Some readers may attribute this shift to Smith’s unexpected fame — as if she were the literary equivalent of Madonna, whining about the oppressiveness of stardom. That’s unfair. As the devout Muslims (and devout scientists) of ”White Teeth” proved, Smith is genuinely attracted to true believers. The problem is that celebrity worship is harder to take seriously. Although Smith strains to do so — Alex, she writes, finds Kitty’s projected image as wondrous as ”the stained-glass window in a church” — she understandably can’t hide her contempt. Next time, she’d be better off dwelling on characters whose preoccupations elicit more respect.
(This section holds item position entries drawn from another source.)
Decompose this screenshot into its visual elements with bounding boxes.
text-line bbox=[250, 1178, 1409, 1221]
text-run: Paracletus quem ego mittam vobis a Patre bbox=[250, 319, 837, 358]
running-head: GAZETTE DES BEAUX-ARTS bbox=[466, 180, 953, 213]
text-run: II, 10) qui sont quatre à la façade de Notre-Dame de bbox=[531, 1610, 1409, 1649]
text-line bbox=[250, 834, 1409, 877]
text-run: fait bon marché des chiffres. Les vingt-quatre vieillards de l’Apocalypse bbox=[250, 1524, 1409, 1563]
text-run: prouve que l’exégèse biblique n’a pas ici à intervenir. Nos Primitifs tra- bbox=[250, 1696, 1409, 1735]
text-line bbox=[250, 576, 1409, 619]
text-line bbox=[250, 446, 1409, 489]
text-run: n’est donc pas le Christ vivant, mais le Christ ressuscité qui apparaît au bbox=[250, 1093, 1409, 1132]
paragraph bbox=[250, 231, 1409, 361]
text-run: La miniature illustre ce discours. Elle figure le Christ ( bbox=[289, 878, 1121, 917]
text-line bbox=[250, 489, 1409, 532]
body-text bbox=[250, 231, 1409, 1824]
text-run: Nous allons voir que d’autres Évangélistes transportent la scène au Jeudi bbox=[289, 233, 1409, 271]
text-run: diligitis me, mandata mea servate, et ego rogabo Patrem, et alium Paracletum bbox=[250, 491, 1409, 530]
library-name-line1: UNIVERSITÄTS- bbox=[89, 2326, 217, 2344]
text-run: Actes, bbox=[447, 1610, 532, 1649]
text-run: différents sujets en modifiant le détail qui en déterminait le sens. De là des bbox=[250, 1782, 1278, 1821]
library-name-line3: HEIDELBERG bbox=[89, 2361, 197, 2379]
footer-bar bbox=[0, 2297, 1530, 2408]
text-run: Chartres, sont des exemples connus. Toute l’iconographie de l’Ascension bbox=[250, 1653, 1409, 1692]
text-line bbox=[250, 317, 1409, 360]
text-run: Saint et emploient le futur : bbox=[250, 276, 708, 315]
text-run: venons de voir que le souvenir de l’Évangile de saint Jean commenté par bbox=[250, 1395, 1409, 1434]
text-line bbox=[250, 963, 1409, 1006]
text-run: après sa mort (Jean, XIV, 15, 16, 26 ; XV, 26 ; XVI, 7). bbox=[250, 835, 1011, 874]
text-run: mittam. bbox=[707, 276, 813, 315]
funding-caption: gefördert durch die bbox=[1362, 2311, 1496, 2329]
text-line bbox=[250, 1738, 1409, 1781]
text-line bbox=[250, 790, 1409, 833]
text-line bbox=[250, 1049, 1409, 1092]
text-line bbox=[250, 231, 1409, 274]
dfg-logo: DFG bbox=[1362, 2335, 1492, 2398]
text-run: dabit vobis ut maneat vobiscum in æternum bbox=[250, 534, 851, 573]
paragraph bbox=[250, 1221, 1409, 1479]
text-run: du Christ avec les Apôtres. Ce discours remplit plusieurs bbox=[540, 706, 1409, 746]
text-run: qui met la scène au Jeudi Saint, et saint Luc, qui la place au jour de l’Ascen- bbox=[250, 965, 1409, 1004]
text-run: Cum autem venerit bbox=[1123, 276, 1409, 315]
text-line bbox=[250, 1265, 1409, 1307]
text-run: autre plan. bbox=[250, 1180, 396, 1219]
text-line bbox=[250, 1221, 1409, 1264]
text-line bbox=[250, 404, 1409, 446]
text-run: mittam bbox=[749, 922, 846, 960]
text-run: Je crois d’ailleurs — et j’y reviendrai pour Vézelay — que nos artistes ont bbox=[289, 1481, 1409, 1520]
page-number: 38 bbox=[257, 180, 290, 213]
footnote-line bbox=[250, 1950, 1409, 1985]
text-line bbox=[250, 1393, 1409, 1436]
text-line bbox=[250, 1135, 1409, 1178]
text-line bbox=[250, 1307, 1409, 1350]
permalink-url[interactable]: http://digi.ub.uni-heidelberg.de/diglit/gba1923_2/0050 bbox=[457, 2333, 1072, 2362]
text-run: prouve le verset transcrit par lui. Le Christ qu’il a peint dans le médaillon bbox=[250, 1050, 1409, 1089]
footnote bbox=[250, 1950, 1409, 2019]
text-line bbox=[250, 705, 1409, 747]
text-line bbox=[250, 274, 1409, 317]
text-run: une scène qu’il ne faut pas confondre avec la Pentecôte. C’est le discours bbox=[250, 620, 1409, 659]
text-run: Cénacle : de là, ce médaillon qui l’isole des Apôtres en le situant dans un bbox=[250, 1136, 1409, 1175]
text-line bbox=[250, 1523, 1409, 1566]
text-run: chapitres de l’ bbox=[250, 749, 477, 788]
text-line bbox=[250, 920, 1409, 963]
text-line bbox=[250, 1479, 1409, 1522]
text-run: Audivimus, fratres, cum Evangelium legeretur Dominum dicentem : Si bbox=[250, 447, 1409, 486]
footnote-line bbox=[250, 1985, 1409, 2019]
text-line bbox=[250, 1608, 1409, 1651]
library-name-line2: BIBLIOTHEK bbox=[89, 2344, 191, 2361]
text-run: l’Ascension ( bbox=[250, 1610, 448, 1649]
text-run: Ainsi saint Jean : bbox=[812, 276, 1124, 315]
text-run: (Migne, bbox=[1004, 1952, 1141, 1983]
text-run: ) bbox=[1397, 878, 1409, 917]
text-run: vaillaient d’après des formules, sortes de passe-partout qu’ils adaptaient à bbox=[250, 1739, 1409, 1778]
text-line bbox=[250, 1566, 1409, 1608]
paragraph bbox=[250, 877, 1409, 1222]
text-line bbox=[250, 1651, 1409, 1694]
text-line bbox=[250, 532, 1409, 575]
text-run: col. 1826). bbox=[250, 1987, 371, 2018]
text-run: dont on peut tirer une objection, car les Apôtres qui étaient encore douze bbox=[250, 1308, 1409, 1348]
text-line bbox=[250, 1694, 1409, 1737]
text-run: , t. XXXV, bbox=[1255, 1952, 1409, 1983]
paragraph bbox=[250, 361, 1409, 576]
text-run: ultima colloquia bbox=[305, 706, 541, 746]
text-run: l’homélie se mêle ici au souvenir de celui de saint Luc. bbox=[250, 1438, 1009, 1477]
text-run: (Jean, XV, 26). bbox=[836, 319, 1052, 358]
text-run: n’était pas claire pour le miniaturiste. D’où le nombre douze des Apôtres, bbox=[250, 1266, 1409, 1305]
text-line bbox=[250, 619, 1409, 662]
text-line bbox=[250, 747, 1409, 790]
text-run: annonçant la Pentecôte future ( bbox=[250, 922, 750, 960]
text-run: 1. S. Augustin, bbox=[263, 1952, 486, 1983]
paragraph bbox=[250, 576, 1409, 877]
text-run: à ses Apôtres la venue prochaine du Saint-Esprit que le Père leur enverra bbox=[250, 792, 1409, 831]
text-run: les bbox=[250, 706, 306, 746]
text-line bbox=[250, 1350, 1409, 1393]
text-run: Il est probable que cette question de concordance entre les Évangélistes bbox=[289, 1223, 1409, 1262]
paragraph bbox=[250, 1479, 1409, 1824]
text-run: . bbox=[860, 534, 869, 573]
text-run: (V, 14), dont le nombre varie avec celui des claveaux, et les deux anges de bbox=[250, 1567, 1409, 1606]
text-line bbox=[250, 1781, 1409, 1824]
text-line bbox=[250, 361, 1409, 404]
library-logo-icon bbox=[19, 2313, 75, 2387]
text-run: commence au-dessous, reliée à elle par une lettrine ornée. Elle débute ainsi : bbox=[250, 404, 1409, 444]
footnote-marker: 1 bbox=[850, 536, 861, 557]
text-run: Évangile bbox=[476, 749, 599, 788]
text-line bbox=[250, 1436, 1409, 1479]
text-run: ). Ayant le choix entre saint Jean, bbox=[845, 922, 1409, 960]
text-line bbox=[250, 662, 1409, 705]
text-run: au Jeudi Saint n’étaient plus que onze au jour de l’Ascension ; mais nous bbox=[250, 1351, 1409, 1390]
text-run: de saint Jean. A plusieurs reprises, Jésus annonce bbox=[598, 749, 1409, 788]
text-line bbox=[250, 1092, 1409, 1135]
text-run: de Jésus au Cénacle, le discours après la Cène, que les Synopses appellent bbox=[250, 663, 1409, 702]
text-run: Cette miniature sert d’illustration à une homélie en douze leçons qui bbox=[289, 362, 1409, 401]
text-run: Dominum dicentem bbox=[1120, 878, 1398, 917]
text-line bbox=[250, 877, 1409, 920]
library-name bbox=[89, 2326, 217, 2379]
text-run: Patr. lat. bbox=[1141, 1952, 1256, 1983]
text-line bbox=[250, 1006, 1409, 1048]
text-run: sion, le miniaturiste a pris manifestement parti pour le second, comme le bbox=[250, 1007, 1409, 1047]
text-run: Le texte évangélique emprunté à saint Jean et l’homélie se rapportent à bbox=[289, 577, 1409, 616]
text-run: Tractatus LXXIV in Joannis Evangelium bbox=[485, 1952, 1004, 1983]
If ”The Autograph Man” ultimately sinks, it is nearly saved by Smith’s buoyant prose. In ”White Teeth,” a character describes Archie’s daughter Irie as someone who ”swallowed an encyclopedia and a gutter at the same time.” That’s an apt description of Smith’s own voice, one still audible in ”The Autograph Man.” Nowadays, she laments, someone in mourning is likely to be tagged with ”Excessive Grief Syndrome.” With slangy brutality, she renames death ”the infinity slap.” But Smith can do more than make wisecracks. In one sentence, she sums up the sadness Alex and his mother still feel over his father’s passing: ”Every time they met, they felt it afresh, as if they had planned a picnic, Alex arriving with all the cutlery, Sarah with the mackintosh squares — where was the food?” This is a writer who can still tap-dance; she just needs to find her rhythm again.

Daniel Zalewski is an editor at The New York Times Magazine.